GPS sophomore Julia Caroline "J.C." Wiedmer found out that she had been selected as the winner of the top prize in the 5th Annual Paideia Institute High School Essay Contest, a full scholarship to the Paideia Institute’s 14-day Living Greek in Greece High School Program.
The contest prompted students from across the country to imagine themselves as a figure from the Classical past and to provide a first-person account of how things went from their perspective, not just the official version as contained in the sources or literature.
In Latin III this semester, GPS students have been reading adapted Latin texts to help them master their grammar and vocabulary. Sample texts included accounts of battles during the Crusaders and Columbus’ voyages in the Era of Discoveries along with the usual tales of Romans and mythological stories such as those of Perseus and Hercules. J.C. wrote her essay, “Hercules Doesn’t Give Second Chances,” as a part of an enrichment opportunity for class and submitted it to the contest at the start of March. She will be working with the editor of the institute’s journal, In Medias Res, before it is published online later this year.

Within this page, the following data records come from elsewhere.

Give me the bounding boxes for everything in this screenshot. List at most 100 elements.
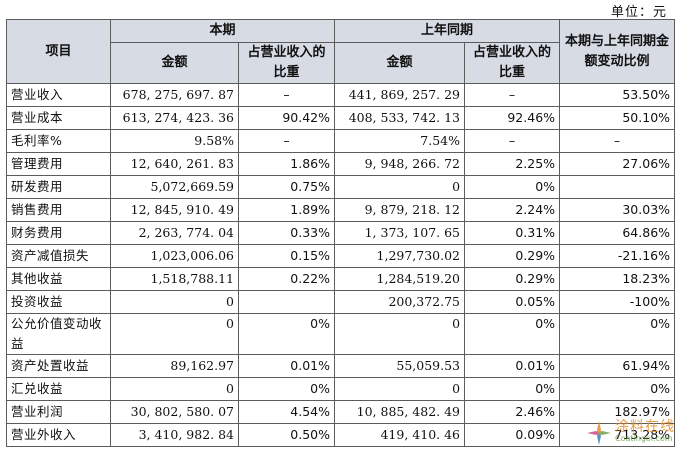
current-ratio-cell: 0.15% (237, 244, 336, 268)
table-row: 财务费用 2, 263, 774. 04 0.33% 1, 373, 107. 65 0… (6, 221, 676, 245)
row-label: 公允价值变动收益 (6, 313, 111, 355)
prior-ratio-cell: 2.25% (464, 152, 561, 176)
watermark: 涂料在线 Coatingol.com (585, 419, 675, 447)
row-label: 营业收入 (6, 83, 111, 107)
current-amount-cell: 0 (110, 377, 239, 401)
row-label: 毛利率% (6, 129, 111, 153)
change-ratio-cell: 30.03% (559, 198, 676, 222)
row-label: 销售费用 (6, 198, 111, 222)
table-row: 销售费用 12, 845, 910. 49 1.89% 9, 879, 218. 12… (6, 198, 676, 222)
prior-ratio-cell: 2.24% (464, 198, 561, 222)
header-row-1: 项目 本期 上年同期 本期与上年同期金额变动比例 (6, 19, 676, 84)
change-ratio-cell: -21.16% (559, 244, 676, 268)
header-prev-ratio: 占营业收入的比重 (464, 42, 561, 84)
current-amount-cell: 0 (110, 290, 239, 314)
current-ratio-cell: 0.50% (237, 423, 336, 447)
prior-amount-cell: 1,284,519.20 (334, 267, 466, 291)
row-label: 营业成本 (6, 106, 111, 130)
header-current-period: 本期 (109, 19, 336, 43)
current-ratio-cell: 0.33% (237, 221, 336, 245)
row-label: 财务费用 (6, 221, 111, 245)
change-ratio-cell: 0% (559, 377, 676, 401)
current-amount-cell: 2, 263, 774. 04 (110, 221, 239, 245)
prior-amount-cell: 408, 533, 742. 13 (334, 106, 466, 130)
table-row: 毛利率% 9.58% –7.54% – – (6, 129, 676, 153)
current-amount-cell: 12, 845, 910. 49 (110, 198, 239, 222)
current-ratio-cell: 0.01% (237, 354, 336, 378)
current-amount-cell: 9.58% (110, 129, 239, 153)
prior-amount-cell: 7.54% (334, 129, 466, 153)
income-statement-table: 项目 本期 上年同期 本期与上年同期金额变动比例 金额 占营业收入的比重 金额 … (6, 19, 676, 447)
change-ratio-cell: 182.97% (559, 400, 676, 424)
change-ratio-cell: 27.06% (559, 152, 676, 176)
table-row: 资产减值损失 1,023,006.06 0.15% 1,297,730.02 0.29%… (6, 244, 676, 268)
current-ratio-cell: – (237, 83, 336, 107)
change-ratio-cell: 713.28% (559, 423, 676, 447)
change-ratio-cell: -100% (559, 290, 676, 314)
prior-amount-cell: 55,059.53 (334, 354, 466, 378)
unit-label: 单位：元 (610, 5, 667, 20)
table-row: 研发费用 5,072,669.59 0.75% 0 0% (6, 175, 676, 199)
table-row: 其他收益 1,518,788.11 0.22% 1,284,519.20 0.29% 18… (6, 267, 676, 291)
change-ratio-cell: 0% (559, 313, 676, 355)
prior-amount-cell: 419, 410. 46 (334, 423, 466, 447)
prior-amount-cell: 200,372.75 (334, 290, 466, 314)
header-prev-amount: 金额 (334, 42, 466, 84)
row-label: 汇兑收益 (6, 377, 111, 401)
header-cur-ratio: 占营业收入的比重 (237, 42, 336, 84)
row-label: 研发费用 (6, 175, 111, 199)
row-label: 营业利润 (6, 400, 111, 424)
table-row: 营业收入 678, 275, 697. 87–441, 869, 257. 29–… (6, 83, 676, 107)
header-row-2: 金额 占营业收入的比重 金额 占营业收入的比重 (7, 42, 675, 84)
current-ratio-cell: 0.75% (237, 175, 336, 199)
prior-ratio-cell: 0% (464, 175, 561, 199)
change-ratio-cell: 53.50% (559, 83, 676, 107)
current-ratio-cell: 0% (237, 313, 336, 355)
current-ratio-cell: – (237, 129, 336, 153)
change-ratio-cell: 50.10% (559, 106, 676, 130)
current-amount-cell: 1,023,006.06 (110, 244, 239, 268)
prior-amount-cell: 1,297,730.02 (334, 244, 466, 268)
prior-amount-cell: 0 (334, 175, 466, 199)
current-ratio-cell (237, 290, 336, 314)
current-amount-cell: 5,072,669.59 (110, 175, 239, 199)
table-row: 投资收益 0 200,372.75 0.05% -100% (6, 290, 676, 314)
row-label: 投资收益 (6, 290, 111, 314)
current-amount-cell: 89,162.97 (110, 354, 239, 378)
current-amount-cell: 3, 410, 982. 84 (110, 423, 239, 447)
prior-ratio-cell: – (464, 129, 561, 153)
row-label: 其他收益 (6, 267, 111, 291)
prior-ratio-cell: 0.31% (464, 221, 561, 245)
watermark-en: Coatingol.com (615, 434, 673, 443)
prior-amount-cell: 9, 879, 218. 12 (334, 198, 466, 222)
change-ratio-cell (559, 175, 676, 199)
prior-amount-cell: 0 (334, 313, 466, 355)
prior-ratio-cell: 2.46% (464, 400, 561, 424)
coatingol-logo-icon (587, 421, 611, 445)
prior-ratio-cell: – (464, 83, 561, 107)
prior-ratio-cell: 0.05% (464, 290, 561, 314)
change-ratio-cell: 64.86% (559, 221, 676, 245)
header-prior-period: 上年同期 (334, 19, 561, 43)
prior-amount-cell: 1, 373, 107. 65 (334, 221, 466, 245)
current-ratio-cell: 0% (237, 377, 336, 401)
row-label: 营业外收入 (6, 423, 111, 447)
change-ratio-cell: 61.94% (559, 354, 676, 378)
current-ratio-cell: 0.22% (237, 267, 336, 291)
table-row: 资产处置收益 89,162.97 0.01% 55,059.53 0.01% 61.94% (6, 354, 676, 378)
prior-ratio-cell: 0% (464, 377, 561, 401)
current-amount-cell: 613, 274, 423. 36 (110, 106, 239, 130)
prior-ratio-cell: 92.46% (464, 106, 561, 130)
row-label: 资产减值损失 (6, 244, 111, 268)
prior-ratio-cell: 0.09% (464, 423, 561, 447)
change-ratio-cell: – (559, 129, 676, 153)
table-row: 管理费用 12, 640, 261. 83 1.86% 9, 948, 266. 72… (6, 152, 676, 176)
table-body: 营业收入 678, 275, 697. 87–441, 869, 257. 29–… (6, 83, 676, 447)
prior-amount-cell: 9, 948, 266. 72 (334, 152, 466, 176)
current-amount-cell: 30, 802, 580. 07 (110, 400, 239, 424)
prior-ratio-cell: 0% (464, 313, 561, 355)
prior-ratio-cell: 0.29% (464, 267, 561, 291)
row-label: 资产处置收益 (6, 354, 111, 378)
prior-amount-cell: 0 (334, 377, 466, 401)
current-amount-cell: 12, 640, 261. 83 (110, 152, 239, 176)
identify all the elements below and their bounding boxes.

“Over the past two years in Latin, J.C. has been one of my most reliable students, always very keen to learn more about the Romans," said Dr Ralph Covino, J.C.’s advisor as well as Upper School Latin teacher. "For the activity, I naturally thought she would pick a Roman topic. It shocked me when she chose to write about Hercules and make reference in her essay to Pseudo-Apollodorus’ ??ß???????. I actually e-mailed J.C. to warn her, jokingly, that because of the choices she had made with her topic and the sources she consulted, she’d have to learn some ancient Greek as well as Latin if she won! Little did I know it could come true! It will be such a great opportunity for her.”
J.C. and her parents have been in contact with the Paideia Institute about what to do if the summer school does not run this summer because of on-going travel restrictions. The Institute will decide by May 1 whether or not the program will run; if it does not, she will be able to use her scholarship to attend next summer’s course.